Entidade sem fins lucrativos, a Fundação Athos Bulcão se mantém por meio de captação de projetos, parcerias com empresas, cessão de direito de imagem e da reprodução de padrões para projetos arquitetônicos, mediante uma série de diretrizes e após análise de um conselho fiscal e curatorial. São proibidas, por exemplo, reproduções das azulejarias de obras como as da Igrejinha e do Brasília Palace ou a instalação de padronagens nas chamadas “áreas molhadas” das edificações, como banheiros e cozinhas. Outra área de atuação da fundação se dá na certificação das obras, sobretudo diante do aparecimento mais frequente de falsificações nos últimos anos, acompanhando sua valorização no mercado.

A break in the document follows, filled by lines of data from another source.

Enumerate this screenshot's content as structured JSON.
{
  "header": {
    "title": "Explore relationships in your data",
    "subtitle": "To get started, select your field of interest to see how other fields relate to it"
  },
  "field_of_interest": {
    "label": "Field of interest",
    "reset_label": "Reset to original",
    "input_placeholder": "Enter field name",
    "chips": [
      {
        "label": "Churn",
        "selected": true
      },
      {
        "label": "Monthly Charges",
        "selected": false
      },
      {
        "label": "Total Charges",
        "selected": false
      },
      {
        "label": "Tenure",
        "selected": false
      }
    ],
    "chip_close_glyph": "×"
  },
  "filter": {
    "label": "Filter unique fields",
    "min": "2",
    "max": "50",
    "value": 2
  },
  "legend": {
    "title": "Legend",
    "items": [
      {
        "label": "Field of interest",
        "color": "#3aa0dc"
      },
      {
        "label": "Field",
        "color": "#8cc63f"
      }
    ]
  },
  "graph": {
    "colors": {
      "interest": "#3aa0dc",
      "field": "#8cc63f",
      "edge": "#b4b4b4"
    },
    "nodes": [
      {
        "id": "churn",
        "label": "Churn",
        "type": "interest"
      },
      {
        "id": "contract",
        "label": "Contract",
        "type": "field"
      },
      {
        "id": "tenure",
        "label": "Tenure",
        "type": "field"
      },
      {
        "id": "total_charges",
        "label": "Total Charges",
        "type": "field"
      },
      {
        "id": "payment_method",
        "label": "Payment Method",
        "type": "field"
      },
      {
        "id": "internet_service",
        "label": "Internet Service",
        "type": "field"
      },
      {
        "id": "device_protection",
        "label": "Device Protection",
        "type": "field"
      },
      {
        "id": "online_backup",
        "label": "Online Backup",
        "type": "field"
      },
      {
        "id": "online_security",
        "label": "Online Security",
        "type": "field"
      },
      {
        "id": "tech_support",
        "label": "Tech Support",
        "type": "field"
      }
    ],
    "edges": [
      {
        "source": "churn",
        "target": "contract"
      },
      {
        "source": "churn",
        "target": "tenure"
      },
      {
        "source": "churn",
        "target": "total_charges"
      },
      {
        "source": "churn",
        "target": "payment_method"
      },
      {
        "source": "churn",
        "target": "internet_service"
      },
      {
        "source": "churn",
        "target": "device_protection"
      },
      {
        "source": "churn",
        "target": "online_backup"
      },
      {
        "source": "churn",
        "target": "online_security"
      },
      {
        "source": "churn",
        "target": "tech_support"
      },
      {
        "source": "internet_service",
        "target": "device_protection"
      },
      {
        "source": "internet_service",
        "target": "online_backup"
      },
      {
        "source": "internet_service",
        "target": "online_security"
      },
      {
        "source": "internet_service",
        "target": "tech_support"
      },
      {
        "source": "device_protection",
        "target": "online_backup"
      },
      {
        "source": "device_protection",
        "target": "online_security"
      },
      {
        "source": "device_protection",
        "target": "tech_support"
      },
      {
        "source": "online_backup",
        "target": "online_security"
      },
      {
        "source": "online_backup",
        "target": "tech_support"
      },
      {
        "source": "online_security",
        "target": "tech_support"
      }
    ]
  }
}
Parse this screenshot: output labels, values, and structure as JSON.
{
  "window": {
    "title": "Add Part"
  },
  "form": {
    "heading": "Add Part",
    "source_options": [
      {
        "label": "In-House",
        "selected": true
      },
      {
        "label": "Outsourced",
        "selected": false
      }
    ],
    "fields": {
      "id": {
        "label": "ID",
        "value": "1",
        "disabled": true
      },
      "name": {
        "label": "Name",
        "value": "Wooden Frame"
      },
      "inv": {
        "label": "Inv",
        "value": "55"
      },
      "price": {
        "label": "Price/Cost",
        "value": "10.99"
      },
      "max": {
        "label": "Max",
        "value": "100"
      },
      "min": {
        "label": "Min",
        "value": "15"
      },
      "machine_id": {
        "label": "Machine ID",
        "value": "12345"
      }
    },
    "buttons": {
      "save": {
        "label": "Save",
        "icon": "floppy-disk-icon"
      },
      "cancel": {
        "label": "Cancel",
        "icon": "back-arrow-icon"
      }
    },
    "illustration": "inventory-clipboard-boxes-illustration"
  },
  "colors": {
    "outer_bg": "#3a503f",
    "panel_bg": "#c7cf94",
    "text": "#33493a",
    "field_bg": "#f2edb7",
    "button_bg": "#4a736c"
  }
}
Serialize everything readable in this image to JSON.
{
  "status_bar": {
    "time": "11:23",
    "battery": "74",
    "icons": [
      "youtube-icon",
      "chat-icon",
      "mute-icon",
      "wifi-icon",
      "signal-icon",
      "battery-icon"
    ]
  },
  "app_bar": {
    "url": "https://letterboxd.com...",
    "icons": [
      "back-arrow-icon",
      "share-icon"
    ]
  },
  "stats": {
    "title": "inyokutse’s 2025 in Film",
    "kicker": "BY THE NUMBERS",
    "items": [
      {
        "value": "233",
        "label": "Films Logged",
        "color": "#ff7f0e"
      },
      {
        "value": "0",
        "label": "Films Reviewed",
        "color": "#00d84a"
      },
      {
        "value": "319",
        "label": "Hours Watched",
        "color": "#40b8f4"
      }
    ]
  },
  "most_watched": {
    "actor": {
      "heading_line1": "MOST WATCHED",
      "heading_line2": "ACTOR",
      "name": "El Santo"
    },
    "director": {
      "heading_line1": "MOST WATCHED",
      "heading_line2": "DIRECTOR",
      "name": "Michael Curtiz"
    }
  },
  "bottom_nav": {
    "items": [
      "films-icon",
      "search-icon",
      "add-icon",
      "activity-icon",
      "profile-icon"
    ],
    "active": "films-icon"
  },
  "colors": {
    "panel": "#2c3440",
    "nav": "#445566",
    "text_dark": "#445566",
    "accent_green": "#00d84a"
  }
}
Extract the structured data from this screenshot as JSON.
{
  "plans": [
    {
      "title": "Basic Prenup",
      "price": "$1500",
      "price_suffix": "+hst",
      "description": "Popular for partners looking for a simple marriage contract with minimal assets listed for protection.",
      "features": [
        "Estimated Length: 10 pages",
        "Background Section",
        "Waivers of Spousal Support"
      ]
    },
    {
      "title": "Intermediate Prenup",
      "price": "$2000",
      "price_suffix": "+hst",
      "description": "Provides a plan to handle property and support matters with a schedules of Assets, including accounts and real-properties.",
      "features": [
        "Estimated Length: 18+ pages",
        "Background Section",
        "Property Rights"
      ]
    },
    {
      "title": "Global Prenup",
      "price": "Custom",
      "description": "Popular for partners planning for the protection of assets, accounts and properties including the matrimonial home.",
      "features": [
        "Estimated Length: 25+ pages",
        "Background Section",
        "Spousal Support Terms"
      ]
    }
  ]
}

“Chega muita coisa como se fossem trabalhos de ateliê, como gravuras e desenhos. São vários exercícios de nus de mulheres, mas esses eram raríssimos, a maioria dos nus que Athos fez eram masculinos. Mesmo quando ele já sofria os efeitos do mal de Parkinson, algumas características de sua assinatura se mantinham, dá para ver logo quando é uma falsificação”, afirmou Cabral. “A maioria dos trabalhos de Athos são públicos, e quem tem um deles em casa não se desfaz facilmente, o que eleva o preço de mercado e, consequentemente, aumenta o número de falsificações. Sempre pedimos que as pessoas nos procurem antes de adquirir uma obra, mesmo que sejam oferecidas em leilões ou por vendedores conhecidos. Depois da compra pode ser tarde demais.”
Para a secretária executiva da fundação, outra característica de Bulcão que o público começa a descobrir em seu centenário, por meio de iniciativas como a exposição que percorre as unidades do CCBB pelo país, é o humor por trás de suas criações, mais evidente nas fotomontagens ou em obras inspiradas no universo do Carnaval.
“Athos tinha um senso de humor magnífico, muito sofisticado e criticamente apurado. Outro dia fui a um encontro de arquitetos formados na UnB, e eles lembravam as aulas de Athos no Instituto de Artes, quando circulava em volta dos alunos para observar seus desenhos. De vez em quando, ele topava com algum menos habilidoso e sugeria, em tom de brincadeira: ‘Sabia que a faculdade de odontologia daqui é muito boa?’”, lembrou Cabral. “Era uma pessoa de trato muito fácil, de uma sensibilidade e generosidade enormes. Não é à toa que a maior parte de sua obra está em prédios públicos, sempre disponível aos olhos dos espectadores”.